Внук Петра Великого [Олеся Шеллина] (fb2) читать постранично


 [Настройки текста]  [Cбросить фильтры]

Олеся Шеллина Внук Петра Великого

Пролог

– Да чтоб тебя, – снегоход встал окончательно и не подавал больше признаков жизни. Он уже полчаса как выделываться начал, но вроде бы шел, а теперь сдох и не подает признаков жизни. Съездил на деляну, называется.

Слезая с взбрыкнувшей машины, совершенно закономерно провалился в глубокий снег, едва ли не по пояс. Матерясь, выбрался на буранку и стянут теплую перчатку вытащил телефон из внутреннего кармана куртки. Связи нет, ну кто бы сомневался? Сильный порыв ветра швырнул мне в лицо пригоршню снега. Еще и буран начинается, хотя прогноз не предвещал ничего подобного, и с утра погода была хоть и морозная, но ясная. Так, и что мне делать? Думай, Петр Федорович, думай. Голова, чтобы думать дана. Так, сколько я проехал, когда этот слишком разрекламированный агрегат сдох? Километров пять где-то. Значит, до дороги еще столько же. Связи нет, буран начинается. Придется идти. Может, где-нибудь по дороге хоть одна полосочка мелькнет, чтобы на звонок хватило. Хорошо еще костюм хороший, не должен замерзнуть.

Приняв решение, как это всегда бывало, побрел по накатанной буранке в сторону дороги, где стояла моя машина и ждала хозяина, которому в башку втемяшилось сунуться в тайгу в гордом одиночестве. Хоть бы Толяна дождался, идиот. Когда себя ругаешь, вроде бы и идется неплохо, только вот сложно, все равно проваливаешься, хоть и не по пояс, но по яйца кое-где случается. А ветер все усиливался. И уже становилось плохо видно, куда ногу ставить, потому что ветер старался как можно скорее замести все следы пребывания здесь человека.

Примерно через час, я сел прямо в снег, зачерпнул горсть и сунул в рот. Пить хотелось страшно, а еще спать. Глаза просто сами собой слипаться начали. Так, вот этого вообще никак нельзя допускать. Уснуть сейчас – это гарантированно не проснуться! Вставай Петька, и иди. Завтра на участок заступать, еще отдохнуть надо успеть.

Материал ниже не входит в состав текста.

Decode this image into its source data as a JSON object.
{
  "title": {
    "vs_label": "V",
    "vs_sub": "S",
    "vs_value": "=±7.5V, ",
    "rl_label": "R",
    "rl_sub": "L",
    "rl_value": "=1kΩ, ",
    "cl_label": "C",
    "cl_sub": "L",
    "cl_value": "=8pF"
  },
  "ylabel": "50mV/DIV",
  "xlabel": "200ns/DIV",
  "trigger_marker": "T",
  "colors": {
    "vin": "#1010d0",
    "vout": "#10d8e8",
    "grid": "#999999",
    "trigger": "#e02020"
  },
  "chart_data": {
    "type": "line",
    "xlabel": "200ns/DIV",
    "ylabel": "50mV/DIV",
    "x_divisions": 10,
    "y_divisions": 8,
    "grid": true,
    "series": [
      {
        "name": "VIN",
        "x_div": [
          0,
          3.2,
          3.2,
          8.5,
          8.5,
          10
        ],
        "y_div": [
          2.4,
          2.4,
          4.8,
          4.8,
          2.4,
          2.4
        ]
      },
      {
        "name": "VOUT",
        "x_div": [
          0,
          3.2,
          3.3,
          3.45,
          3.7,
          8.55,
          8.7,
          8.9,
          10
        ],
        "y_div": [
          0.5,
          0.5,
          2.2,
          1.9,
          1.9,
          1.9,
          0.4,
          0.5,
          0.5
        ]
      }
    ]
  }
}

Ноги гудели и поднимаясь я даже застонал от боли. Здесь никого нет, кроме меня, так что, можно и постонать, все равно никто не услышит. Заниматься надо больше, Петруха, чтобы не выть из-за гудящих ног. Раз работа не слишком тяжелая, но вполне себе денежная, значит надо вон, хотя бы в зал походить железо потягать. Или жениться на ком-нибудь уже, а то так и помрешь бобылем. Вон Танька из лаборатории, чем тебя не устраивает? И симпатичная, и в постели не бревно. Так ведь нет же, стоит ей только робко намекнуть о том, чтобы съехаться, так ты тут же хвостом мести начинаешь. И к Светке под бочок бежишь. Она хоть и дура дурой, но красивая и, что самое главное, без претензий. Подарки вот любит, и чтобы блестели. Или же айфон очередной. Ну, почему нет? Деньги позволяют, недаром пересилил себя и подался-таки на север, как раз, чтобы подзаработать, да так и залип. Уже второй контракт к концу подходит, а домой к Европам поближе почему-то и не тянет. Вон, даже о доме задумался, лес выписал. На деляну-то и поехал, идиот.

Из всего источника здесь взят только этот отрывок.